The Uninvited, a hit supernatural mystery film from 1944, never gets around to explaining its title. Sure, it has a pair of obvious candidates in the form of the two ghosts that haunt Windward House, a stunning Victorian home perched cliffside on one of Cornwall’s more forbidding, yet gorgeous, stretches of coast. (Actually Northern California, but cinematographer Charles Lang, who earned an Oscar nomination for his work here, makes the cliffs look almost otherworldly in the film’s opening shots.) But the title could almost as easily be hung on the film’s heroes, Roderick and Pamela Fitzgerald, a brother-and-sister team (played by Ray Milland and Ruth Hussey, respectively) who fall in love with the house and decide to buy it and bid London goodbye. They’re surprised when its owner, the aging Commander Beech (Donald Crisp), who lives nearby with his 20-year-old granddaughter Stella (Gail Russell), accepts an absurdly low offer. But even before the nearby Dr. Scott (Alan Napier) states he’s considered a newcomer because he’s only lived there a decade or so, they realize they’ll forever be outsiders both to Cornwall and in their own home, a house filled with stories that refuse to end. They can stay in the house, but no one asked them to come.
The past remains an uninvited visitor in the film, too. Then a fresh-faced young performer plucked from obscurity, Russell invests Stella with a sense of innocence. But she’s continually drawn to Windward House, and she tells Pamela and Roderick, who quickly takes a romantic interest in her, about her memories of living in the house as a toddler. She has stories about her artist father, his Spanish lover, and the mother that lover might have sent over the cliff one night—a cliff Stella is drawn to by unseen forces that almost seem to be pushing her to take the leap herself. She isn’t alone in sensing odd presences, either. Family pets either run away or refuse to climb Windward’s stairs, flowers wither inexplicably, a sun-drenched room refuses to get warm, and then there’s that strange sobbing that fills the night.
The Uninvited was, as director Michael Almereyda notes on one of this disc’s bonus features, one of the first films to treat the supernatural seriously, and to play ghosts and hauntings as something other than fodder for comedy. Though it’s the feature debut of director Lewis Allen—at the time, a Broadway veteran headed for a long career in film and television—it’s shot with confidence, skill, and a rare feel for atmosphere. The plot takes on one convolution after another, eventually bringing in Cornelia Otis Skinner as a nurse turned quack mental-health expert fixated on Stella’s mother. But the film smartly puts the emphasis on other elements, and the odd ways they might be combined.

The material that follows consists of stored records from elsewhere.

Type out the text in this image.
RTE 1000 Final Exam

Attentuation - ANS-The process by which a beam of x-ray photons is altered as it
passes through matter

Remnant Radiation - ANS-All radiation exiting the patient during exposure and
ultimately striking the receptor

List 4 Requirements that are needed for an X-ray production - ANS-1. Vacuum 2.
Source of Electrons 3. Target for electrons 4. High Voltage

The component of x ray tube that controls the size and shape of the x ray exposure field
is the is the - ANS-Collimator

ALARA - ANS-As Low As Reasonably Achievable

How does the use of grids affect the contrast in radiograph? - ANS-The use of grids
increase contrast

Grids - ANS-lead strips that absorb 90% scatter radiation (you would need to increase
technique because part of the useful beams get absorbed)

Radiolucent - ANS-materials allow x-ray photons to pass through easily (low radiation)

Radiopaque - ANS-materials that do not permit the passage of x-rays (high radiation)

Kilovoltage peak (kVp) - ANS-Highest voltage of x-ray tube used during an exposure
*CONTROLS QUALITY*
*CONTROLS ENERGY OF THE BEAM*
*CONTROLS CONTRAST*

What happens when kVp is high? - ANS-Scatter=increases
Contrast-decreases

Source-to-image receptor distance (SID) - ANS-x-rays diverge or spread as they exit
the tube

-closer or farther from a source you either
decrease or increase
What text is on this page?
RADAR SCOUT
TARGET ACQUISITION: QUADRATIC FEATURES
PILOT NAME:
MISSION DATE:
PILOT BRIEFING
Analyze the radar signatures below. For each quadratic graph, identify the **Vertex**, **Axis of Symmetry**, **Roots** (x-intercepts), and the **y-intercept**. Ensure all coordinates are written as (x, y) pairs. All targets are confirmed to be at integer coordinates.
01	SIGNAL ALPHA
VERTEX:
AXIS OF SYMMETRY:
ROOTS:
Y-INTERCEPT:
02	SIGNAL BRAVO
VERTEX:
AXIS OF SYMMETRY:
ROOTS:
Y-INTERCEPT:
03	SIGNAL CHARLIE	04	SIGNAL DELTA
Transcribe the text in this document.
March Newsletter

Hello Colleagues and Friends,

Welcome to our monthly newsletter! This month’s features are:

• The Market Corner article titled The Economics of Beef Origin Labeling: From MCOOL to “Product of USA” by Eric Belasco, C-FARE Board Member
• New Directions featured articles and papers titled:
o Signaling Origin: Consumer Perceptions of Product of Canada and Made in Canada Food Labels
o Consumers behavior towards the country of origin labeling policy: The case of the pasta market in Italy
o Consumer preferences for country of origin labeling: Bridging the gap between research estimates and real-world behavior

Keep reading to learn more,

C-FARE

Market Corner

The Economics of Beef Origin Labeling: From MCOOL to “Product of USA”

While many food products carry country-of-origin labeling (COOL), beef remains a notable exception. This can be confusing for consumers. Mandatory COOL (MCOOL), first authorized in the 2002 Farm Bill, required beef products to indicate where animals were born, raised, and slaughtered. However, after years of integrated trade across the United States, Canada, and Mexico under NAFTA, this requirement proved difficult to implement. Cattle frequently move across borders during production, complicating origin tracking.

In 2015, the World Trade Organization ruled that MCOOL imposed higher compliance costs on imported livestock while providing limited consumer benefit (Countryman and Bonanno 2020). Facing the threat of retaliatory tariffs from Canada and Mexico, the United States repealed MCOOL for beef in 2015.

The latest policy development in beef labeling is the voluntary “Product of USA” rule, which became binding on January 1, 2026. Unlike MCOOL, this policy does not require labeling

Fancying themselves modern sophisticates despite the warnings of their superstitious Irish housekeeper (Barbara Everest), Roderick and Pamela remain unfailingly, inappropriately chipper, standing in contrast to Windward House’s air of dread until even they have to take the quaint stories of ghosts and dark doings seriously. Allen brings particularly sharp direction to the film’s setpieces (including a seance conducted using an improvised Ouija-like setup), and to subtler moments of the supernatural nudging its way back into life on earth. In one, Roderick, a composer, plays a song he’s written for Stella, one that takes on sad, ominous undertones for reasons he can’t explain. Later, the Victor Young composition “Stella By Starlight” became a jazz and vocal standard performed by everyone from Miles Davis to Ray Charles, while the film’s influence can be seen in virtually every haunted-house movie that came after it. Some things make a deep impression, then refuse to fade away.
The booklet includes a fine essay from Self-Styled Siren’s Farran Smith Nehme, and a late-in-life interview with Allen, who seems pleased that the film has become a classic. The disc itself also has a pair of radio adaptations, both starring Milland, and a remarkable visual essay from Almereyda that contextualizes the film within the history of the supernatural and within the careers of Milland and the tragic Russell. It teases out how this ghost story illustrates the supernatural qualities of all movies, which capture the past, but keep it at an untouchable distance.